As the criminal trial against former President Donald Trump continues, Judge Juan Merchan began trial Tuesday morning listening to arguments on whether or not Trump had violated his gag order. The gag order in place prohibits Trump from speaking out against witnesses, jurors and the families of Merchan and District Attorney Alvin Bragg — prosecutors say he’s violated the order at least 10 times.

In the hearing, prosecutor Chris Conroy told Merchan that Trump’s decision to break the gag order was on purpose and intentional, while Trump’s lead attorney, Todd Blanche, argued that Trump was only defending himself from political attacks.

According to NBC News, the hearing did not seem to go in the defense’s favor. Merchan asked Blanche for specific examples and was frustrated with his response, “I keep asking you over and over to give me an example and I’m not getting an answer,” Merchan said.

“You’re losing all credibility with the court,” Merchan added when Blanche said that Trump was trying to comply with the gag order.

Before court on Tuesday, Trump, who is the presumptive Republican nominee, posted in all caps on Truth Social, “Highly conflicted, to put it mildly, Judge Juan Merchan, has taken away my constitutional right to free speech. Everybody is allowed to talk and lie about me, but I am not allowed to defend myself. This is a kangaroo court, and the judge should recuse himself!”

The prosecution is asking that Trump be fined $1,000 for every gag violation and, if he continues, to face at least 30 days in jail on top of fines.

Trump’s hush money case: ‘Catch and kill’ argued as first witness takes the stand

Pecker takes the stand again

The first witness, David Pecker, former CEO of American Media Inc., the parent company of the National Enquirer, went back on the stand for questioning Wednesday.

The criminal case centers around hush money payments made to adult film actress Stormy Daniels — who allegedly had a sexual relationship with Trump years ago — leading up to his presidential election in 2016. Bragg is accusing Trump of falsifying business records connected to a $130,000 payment made to Daniels by Michael Cohen, his attorney at the time.

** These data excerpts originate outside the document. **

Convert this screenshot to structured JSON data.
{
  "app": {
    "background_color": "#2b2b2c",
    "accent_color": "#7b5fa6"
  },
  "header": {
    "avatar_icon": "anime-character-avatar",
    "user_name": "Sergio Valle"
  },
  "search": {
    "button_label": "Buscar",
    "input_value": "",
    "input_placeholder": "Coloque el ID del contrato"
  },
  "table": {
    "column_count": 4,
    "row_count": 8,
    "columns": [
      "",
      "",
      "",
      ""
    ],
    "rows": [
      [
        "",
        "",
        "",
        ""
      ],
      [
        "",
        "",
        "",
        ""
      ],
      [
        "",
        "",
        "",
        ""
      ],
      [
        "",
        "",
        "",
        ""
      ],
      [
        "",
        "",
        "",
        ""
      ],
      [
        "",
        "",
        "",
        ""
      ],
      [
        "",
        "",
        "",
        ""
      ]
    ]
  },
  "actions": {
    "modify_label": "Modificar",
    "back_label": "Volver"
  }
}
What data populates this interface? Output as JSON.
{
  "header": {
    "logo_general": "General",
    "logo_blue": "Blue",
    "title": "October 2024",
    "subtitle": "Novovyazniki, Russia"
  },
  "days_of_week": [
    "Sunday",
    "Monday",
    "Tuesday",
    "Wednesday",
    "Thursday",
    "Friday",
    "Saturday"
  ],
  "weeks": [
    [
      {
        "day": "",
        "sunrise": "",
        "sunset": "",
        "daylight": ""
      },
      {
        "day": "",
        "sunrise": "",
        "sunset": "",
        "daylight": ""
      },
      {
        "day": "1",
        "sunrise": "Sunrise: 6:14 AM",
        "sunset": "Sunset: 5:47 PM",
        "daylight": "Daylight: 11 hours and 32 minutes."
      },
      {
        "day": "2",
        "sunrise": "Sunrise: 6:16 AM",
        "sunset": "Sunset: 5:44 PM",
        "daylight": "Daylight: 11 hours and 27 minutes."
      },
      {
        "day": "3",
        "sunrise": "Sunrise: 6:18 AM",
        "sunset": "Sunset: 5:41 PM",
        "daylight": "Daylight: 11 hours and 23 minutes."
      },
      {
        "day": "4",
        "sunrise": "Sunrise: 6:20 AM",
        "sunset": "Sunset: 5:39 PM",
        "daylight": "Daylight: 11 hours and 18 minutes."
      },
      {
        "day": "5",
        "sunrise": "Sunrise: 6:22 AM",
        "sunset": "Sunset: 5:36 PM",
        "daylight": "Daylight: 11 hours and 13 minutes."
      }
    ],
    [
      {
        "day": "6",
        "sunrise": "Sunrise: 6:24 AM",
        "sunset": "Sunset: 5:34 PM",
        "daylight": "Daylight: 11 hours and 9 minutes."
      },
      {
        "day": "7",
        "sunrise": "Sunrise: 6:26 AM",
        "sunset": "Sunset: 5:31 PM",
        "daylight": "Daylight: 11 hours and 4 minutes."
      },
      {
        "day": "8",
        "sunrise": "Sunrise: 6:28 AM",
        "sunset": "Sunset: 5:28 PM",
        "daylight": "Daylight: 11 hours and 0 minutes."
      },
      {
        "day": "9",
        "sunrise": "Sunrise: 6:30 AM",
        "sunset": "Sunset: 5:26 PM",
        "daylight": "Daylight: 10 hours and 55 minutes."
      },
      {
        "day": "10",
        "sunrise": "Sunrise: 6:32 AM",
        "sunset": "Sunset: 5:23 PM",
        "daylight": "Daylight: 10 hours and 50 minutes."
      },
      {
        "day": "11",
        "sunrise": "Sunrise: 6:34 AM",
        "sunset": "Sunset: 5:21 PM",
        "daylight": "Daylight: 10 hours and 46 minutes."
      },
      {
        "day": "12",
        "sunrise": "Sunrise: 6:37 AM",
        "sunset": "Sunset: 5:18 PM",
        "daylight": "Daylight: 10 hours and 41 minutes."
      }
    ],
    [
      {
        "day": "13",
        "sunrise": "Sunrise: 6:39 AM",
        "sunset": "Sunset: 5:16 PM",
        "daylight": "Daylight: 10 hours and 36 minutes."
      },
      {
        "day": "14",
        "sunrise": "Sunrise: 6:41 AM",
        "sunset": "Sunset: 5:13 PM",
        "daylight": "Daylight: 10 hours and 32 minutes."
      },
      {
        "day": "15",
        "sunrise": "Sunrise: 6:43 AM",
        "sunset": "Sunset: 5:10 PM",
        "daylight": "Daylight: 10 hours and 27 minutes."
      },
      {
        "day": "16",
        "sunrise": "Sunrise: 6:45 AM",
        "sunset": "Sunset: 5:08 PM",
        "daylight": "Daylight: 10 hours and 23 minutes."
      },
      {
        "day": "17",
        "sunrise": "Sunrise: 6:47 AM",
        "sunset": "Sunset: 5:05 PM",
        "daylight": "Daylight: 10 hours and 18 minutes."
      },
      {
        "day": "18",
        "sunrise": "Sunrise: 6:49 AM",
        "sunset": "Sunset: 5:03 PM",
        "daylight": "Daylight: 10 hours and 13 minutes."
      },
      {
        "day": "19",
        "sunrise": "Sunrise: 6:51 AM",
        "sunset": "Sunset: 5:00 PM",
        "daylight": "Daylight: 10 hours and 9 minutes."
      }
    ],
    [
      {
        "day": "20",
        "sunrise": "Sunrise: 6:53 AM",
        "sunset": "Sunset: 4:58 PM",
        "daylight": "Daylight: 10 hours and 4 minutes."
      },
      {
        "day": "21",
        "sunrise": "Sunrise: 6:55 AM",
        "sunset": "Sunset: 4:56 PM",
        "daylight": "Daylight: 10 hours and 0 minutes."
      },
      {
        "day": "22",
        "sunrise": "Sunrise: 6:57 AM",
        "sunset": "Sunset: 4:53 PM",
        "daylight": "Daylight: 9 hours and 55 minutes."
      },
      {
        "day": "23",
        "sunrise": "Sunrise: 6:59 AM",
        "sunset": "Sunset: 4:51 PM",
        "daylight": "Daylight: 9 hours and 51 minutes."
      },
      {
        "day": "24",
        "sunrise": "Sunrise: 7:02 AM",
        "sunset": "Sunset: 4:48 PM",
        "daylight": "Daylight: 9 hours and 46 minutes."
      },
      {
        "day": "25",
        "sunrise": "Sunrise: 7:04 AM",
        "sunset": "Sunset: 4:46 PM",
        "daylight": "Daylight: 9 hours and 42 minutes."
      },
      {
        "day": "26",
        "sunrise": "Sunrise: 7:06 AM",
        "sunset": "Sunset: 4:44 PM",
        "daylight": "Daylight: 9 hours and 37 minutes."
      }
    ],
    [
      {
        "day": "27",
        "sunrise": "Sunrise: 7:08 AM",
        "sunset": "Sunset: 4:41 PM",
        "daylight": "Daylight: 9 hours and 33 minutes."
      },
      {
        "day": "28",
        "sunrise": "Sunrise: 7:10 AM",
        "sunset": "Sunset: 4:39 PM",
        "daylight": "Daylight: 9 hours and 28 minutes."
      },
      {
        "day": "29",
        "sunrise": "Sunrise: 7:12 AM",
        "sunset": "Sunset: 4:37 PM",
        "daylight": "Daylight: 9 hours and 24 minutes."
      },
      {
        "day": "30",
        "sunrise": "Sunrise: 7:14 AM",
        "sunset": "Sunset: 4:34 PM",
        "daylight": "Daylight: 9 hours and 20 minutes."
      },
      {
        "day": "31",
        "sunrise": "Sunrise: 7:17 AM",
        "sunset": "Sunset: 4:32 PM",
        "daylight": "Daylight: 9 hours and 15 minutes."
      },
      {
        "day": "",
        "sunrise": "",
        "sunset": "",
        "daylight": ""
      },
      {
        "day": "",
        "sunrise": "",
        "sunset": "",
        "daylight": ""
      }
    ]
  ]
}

Pecker, Cohen and Trump are accused of “scheming” together to buy and kill stories about Trump in 2015 during his run for president and publishing stories attacking his political opponents, which Pecker said boosted his tabloid’s sales.

“They asked me what can I do and what my magazines can do to help the campaign,” Pecker said in his testimony, per the New York Post.

“Thinking about it, I said what I would do is I would run or publish positive stories about Mr. Trump, and publish negative stories about his opponents,” he added. “I said I would be your eyes and ears, and then I said that anything I hear in the marketplace, if I hear anything about women selling stories, I would notify Michael Cohen,” Pecker testified

The court will not be in session on Wednesday, but Pecker will continue his testimony on Thursday. Trump will have more than one case on his mind on Thursday, “In Washington, some of his other lawyers will be arguing in front of the Supreme Court that Mr. Trump should receive presidential immunity from prosecution in a federal election interference case,” according to The New York Times. “Trump had sought to take a day away from his New York case to watch those arguments, but Justice Merchan denied his request.”

Romney weighs in on Trump trial

Responding on Tuesday to a question from CNN’s Manu Raju about the Trump hush money trial, Utah Sen. Mitt Romney, a Republican, questioned Trump’s motives for making payments to Daniels.

“I think everybody has made their own assessment of President Trump’s character, and so far as I know you don’t pay someone $130,000 not to have sex with you,” said Romney.